Mas pensa que Portugal pode estar próximo de outro resgate?

Não. Só disse que esse seria o pior dos cenários. Estados membros como Portugal, Grécia ou outros, que estiveram sob resgate, criticam com frequência a Comissão. Ao mesmo tempo, ouvimos vozes críticas de outros Estados membros que dizem que não estamos a controlar de forma suficiente os Orçamentos de Portugal e de outros. Somos criticados por ambos os lados. Com argumentos diferentes. Então o que digo é que temos de fazer tudo para evitar qualquer desenvolvimento que pudesse levar a um segundo pacote. Todas as medidas precisam de um acordo com todos os membros da Zona Euro.

Durante a crise, vimos o problema do controlo dos Orçamentos, mas também o do controlo dos bancos. Olhando para o seu país, a Alemanha, acha que a situação do Deutsche Bank irá requerer uma intervenção do governo?

Acho que não. O CEO disse claramente que não é necessária ajuda do governo alemão. E eu acredito nele. O Deutsche Bank, um ator global, está numa situação difícil, mas o desfecho do caso nos EUA... ouvimos falar em 14 mil milhões [de multa] e agora em mais ou menos cinco mil milhões, o que pode ser um desenvolvimento positivo. Penso que o Deutsche Bank poderá equilibrar-se utilizando os seus próprios instrumentos.

Veio a Portugal falar sobre o Mercado Único Digital. Olhando para o brexit, que impacto teria aí a saída do Reino Unido da UE?

O nosso Mercado Único Digital é dirigido a todos, mas há regras importantes a cumprir: liberdade de circulação de produtos, de serviços, de capital e de pessoas. Não se pode dizer eu quero isto, isto e isto, mas não quero aquilo, aquilo e aquilo. Não. Ou se aceita todo o pacote ou se fica fora dele.

Disse no passado que o brexit será uma oportunidade para revitalizar a UE. Mas a verdade é que há muitos problemas na UE. Como comenta, por exemplo, o resultado do referendo de domingo na Hungria sobre as quotas dos refugiados?

Ficou claro: 40% não foi suficiente, logo não é vinculativo.
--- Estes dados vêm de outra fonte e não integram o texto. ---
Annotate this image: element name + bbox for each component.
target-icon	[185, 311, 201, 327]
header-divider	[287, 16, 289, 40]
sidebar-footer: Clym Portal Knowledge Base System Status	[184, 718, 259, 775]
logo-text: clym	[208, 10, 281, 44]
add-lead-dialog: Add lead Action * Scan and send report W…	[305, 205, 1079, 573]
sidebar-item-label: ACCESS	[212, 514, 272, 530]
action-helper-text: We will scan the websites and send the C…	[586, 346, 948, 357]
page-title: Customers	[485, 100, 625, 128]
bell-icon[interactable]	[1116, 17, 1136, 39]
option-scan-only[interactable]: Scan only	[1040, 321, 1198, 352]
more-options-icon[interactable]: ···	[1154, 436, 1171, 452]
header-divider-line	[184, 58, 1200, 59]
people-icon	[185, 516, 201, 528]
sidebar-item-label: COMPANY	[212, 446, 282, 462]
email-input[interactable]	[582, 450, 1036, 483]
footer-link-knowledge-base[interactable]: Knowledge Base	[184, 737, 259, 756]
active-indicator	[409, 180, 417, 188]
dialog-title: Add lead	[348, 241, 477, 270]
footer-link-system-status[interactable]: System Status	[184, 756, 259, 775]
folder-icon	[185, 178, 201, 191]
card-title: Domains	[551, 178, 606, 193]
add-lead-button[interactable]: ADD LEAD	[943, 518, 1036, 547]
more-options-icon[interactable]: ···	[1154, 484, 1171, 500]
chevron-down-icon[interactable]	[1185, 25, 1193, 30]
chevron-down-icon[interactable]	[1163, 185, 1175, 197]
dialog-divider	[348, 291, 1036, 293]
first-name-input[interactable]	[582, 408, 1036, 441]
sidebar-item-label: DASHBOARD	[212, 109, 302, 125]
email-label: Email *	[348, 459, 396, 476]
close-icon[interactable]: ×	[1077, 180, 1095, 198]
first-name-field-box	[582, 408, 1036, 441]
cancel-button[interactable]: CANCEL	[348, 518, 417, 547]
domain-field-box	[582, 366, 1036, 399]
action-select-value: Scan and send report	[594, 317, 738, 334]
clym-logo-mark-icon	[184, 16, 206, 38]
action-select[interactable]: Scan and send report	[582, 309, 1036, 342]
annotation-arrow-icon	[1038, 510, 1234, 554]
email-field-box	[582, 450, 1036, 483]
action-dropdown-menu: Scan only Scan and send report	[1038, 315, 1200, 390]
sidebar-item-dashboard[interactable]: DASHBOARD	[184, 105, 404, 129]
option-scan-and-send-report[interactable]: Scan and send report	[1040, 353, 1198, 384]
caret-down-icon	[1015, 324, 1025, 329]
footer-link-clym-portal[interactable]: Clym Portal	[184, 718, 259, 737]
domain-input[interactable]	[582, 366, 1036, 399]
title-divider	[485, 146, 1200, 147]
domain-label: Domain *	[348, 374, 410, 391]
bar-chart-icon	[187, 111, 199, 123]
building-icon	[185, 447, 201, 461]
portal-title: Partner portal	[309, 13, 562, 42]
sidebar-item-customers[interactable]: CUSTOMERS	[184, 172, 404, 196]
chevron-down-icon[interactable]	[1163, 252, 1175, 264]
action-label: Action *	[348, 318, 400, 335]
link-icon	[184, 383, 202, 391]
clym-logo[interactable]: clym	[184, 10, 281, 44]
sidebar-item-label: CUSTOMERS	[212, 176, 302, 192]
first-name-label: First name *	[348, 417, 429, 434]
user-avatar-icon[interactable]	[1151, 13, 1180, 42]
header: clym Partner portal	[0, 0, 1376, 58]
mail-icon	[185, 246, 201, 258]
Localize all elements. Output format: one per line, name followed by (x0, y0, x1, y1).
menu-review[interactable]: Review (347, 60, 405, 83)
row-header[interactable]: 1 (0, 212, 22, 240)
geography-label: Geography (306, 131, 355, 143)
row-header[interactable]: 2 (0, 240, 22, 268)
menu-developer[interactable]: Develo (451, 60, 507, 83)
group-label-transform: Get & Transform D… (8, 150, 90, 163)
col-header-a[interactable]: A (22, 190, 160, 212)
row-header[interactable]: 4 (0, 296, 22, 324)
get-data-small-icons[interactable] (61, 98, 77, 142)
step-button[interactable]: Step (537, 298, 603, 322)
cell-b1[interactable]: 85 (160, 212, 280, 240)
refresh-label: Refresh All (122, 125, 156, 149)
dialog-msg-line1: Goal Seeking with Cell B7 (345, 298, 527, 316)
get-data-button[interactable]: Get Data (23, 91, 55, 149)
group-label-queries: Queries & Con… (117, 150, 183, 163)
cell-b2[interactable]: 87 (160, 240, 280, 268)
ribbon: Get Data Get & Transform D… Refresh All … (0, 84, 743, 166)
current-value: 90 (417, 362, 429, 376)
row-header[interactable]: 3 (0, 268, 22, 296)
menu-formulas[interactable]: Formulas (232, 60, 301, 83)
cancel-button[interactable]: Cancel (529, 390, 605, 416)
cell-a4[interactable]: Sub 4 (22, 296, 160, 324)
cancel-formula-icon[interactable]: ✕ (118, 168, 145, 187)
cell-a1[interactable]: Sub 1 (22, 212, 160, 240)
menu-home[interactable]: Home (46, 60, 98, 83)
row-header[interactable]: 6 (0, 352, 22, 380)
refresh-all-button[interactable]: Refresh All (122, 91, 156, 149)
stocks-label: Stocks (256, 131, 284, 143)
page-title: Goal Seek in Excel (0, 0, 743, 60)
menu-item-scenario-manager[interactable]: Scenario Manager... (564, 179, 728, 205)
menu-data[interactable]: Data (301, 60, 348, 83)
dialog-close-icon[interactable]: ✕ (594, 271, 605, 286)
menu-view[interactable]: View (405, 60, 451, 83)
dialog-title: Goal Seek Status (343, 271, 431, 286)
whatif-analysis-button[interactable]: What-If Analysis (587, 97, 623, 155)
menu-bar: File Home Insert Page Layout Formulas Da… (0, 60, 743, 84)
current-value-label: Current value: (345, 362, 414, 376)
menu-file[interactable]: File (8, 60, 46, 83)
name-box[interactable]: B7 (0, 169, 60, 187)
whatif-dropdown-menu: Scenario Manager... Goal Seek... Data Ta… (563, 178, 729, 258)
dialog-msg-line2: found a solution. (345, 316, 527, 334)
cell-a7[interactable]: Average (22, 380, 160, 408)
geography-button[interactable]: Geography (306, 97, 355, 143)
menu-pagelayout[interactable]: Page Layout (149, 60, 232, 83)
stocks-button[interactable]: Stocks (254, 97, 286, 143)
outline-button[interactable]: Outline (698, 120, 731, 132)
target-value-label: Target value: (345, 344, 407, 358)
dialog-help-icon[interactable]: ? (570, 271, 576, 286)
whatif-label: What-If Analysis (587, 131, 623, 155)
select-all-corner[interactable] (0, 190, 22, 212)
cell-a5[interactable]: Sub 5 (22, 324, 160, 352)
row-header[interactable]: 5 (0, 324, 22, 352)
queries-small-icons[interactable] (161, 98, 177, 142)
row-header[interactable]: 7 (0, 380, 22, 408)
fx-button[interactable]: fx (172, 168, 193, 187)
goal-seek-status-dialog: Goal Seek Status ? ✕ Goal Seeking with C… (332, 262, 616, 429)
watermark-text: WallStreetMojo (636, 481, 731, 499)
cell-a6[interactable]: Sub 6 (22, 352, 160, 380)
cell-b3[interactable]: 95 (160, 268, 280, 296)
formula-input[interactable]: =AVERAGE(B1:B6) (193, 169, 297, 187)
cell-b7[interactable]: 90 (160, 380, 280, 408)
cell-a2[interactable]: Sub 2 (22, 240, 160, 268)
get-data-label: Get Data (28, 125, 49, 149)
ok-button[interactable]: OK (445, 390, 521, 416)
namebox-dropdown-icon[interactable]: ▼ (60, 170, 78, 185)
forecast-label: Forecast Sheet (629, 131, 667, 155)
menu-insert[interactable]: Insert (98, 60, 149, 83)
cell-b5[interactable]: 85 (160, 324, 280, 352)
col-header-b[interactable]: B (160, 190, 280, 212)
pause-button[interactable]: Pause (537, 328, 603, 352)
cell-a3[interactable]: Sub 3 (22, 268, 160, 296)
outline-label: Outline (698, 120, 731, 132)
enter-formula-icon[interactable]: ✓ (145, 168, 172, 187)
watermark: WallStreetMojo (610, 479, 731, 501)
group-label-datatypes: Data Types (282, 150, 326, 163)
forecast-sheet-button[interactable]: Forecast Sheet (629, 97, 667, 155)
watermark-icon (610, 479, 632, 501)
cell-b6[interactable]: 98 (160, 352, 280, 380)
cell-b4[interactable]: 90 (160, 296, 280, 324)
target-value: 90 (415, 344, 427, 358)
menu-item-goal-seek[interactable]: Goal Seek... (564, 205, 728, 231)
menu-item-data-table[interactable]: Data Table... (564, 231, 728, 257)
Foi um referendo político, populista, talvez suficiente para Viktor Órban [o primeiro-ministro da Hungria] estabilizar a sua posição, mas não foi uma mensagem política para a UE. Viktor Orbán falhou.

Jean-Claude Juncker escolheu-o para substituir a comissária Kristalina Georgieva, agora candidata a secretária-geral da ONU. Acha-a melhor opção do que o português António Guterres?

Guterres é experiente e competente. Mas, numa dimensão global, há regiões e uma dessas regiões é a da ex-União Soviética e os seus aliados, ou seja, a região da Europa Central e de Leste. Ban Ki-moon e todos os seus antecessores foram eleitos numa base de competência e de enquadramento regional. Nenhum candidato dessa região conseguiu chegar a uma posição de sucesso, nem a candidata búlgara Irina Bokova nem ninguém. E cada vez mais os Estados membros dizem que devia ser uma mulher, para se enviar um sinal. O candidato de Portugal é perfeito, mas é um homem e Portugal está na fronteira ocidental da Europa...

Muita gente pergunta então porque Georgieva não se apresentou desde o início?

Porque é preciso ser um país a apresentar a candidatura. A Bulgária apresentou há muito a senhora Bokova, mas depois viu-se que ela não tinha hipóteses.